Although functions of white adipocytes such as insulin sensitivity and adipokine secretion play roles in the regulation of glucose/fatty acid homeostasis and energy metabolism (Wang et al., 2014; Ghaben and Scherer, 2019), emerging evidence has substantiated that brown adipocytes may play a more important role than white adipocytes (Bartelt and Heeren, 2014; Cypess, 2022). Compared to white adipocytes, brown adipocytes have greater capabilities in glucose/fatty acid uptake and utilization as well as stronger insulin response. Moreover, brown adipocytes also serve as an endocrine organ to regulate other tissues via secreted factors including proteins, lipids, metabolites, and exosomes (Shamsi et al., 2021). In addition to 3T3-L1 white adipocytes, we have also demonstrated the contribution of MAMs structure in the thermogenesis of brown adipocytes. In consistence with our results, it has been reported that the mitochondrial dysfunction and irregular formation of MAMs resulting from a defective proteasomal activity would damage the thermogenic function of BAT and led to obesity and glucose dyshomeostasis in mice (Bartelt et al., 2018). In addition, some proteins located in MAMs such as PERK (Kato et al., 2020) and Seipin (Combot et al., 2022) have been demonstrated to play a role in thermogenic function, Ca2+ homeostasis and glucose/lipid metabolism of brown adipocytes. In this study, we used GRP75, a structural protein required for the formation of MAMs, to strengthen the contribution of MAMs in the function of brown adipocytes.

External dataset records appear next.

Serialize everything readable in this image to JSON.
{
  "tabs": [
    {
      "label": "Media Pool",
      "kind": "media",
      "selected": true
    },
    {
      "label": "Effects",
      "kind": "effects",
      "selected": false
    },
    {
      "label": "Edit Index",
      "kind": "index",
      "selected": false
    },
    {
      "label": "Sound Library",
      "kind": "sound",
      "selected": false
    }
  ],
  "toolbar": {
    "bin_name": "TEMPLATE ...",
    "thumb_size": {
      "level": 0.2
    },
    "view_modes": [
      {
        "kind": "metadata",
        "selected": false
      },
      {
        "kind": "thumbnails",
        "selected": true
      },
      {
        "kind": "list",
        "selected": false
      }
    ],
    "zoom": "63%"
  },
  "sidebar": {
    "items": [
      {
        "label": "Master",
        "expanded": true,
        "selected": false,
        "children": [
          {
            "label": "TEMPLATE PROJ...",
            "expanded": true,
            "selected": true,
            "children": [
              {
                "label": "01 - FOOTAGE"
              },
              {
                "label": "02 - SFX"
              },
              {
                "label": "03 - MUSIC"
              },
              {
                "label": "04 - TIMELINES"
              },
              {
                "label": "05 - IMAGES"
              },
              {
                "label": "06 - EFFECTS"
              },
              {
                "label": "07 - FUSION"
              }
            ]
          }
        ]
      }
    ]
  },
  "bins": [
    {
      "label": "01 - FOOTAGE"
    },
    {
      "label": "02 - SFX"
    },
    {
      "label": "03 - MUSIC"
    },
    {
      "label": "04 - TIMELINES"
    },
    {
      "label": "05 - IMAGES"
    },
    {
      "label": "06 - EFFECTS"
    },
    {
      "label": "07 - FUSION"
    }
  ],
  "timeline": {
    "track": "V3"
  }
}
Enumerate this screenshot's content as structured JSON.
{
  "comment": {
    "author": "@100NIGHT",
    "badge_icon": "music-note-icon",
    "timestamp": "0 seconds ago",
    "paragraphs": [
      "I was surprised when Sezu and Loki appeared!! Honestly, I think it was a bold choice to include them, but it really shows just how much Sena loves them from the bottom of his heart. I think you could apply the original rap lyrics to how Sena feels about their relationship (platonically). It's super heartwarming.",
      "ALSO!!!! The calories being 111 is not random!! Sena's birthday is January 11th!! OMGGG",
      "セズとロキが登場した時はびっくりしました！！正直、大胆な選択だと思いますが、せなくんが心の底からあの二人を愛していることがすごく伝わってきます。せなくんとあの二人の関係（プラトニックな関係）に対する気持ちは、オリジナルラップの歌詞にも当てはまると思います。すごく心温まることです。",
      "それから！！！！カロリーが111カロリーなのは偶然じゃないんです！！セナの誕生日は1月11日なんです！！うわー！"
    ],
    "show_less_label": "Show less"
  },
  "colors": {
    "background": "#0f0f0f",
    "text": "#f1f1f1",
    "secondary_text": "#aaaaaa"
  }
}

There are many proteins resident in the MAMs structure, some are responsible for the regulation of mitochondrial function and others are required for ER function. In this study, we targeted the linker of the two organelles instead of the resident proteins in the ER or mitochondria. We have demonstrated the importance of MAMs formation in the maintenance of Ca2+ homeostasis and insulin sensitivity in white adipocytes by the dissociation between the ER and mitochondria via GRP75 deficiency. We also showed that the disruption of MAM structure impaired thermogenic function and fatty acid metabolism of brown adipocytes. However, further studies are required to unravel the mechanisms between MAM formation and brown adipocyte function. In conclusion, our findings of this study suggest that the MAMs structure is crucial for the functions of ER and mitochondria and its disruption in adipocytes would lead to insulin insensitivity and T2D due to the overproduction and inefficient disposal of intracellular ROS.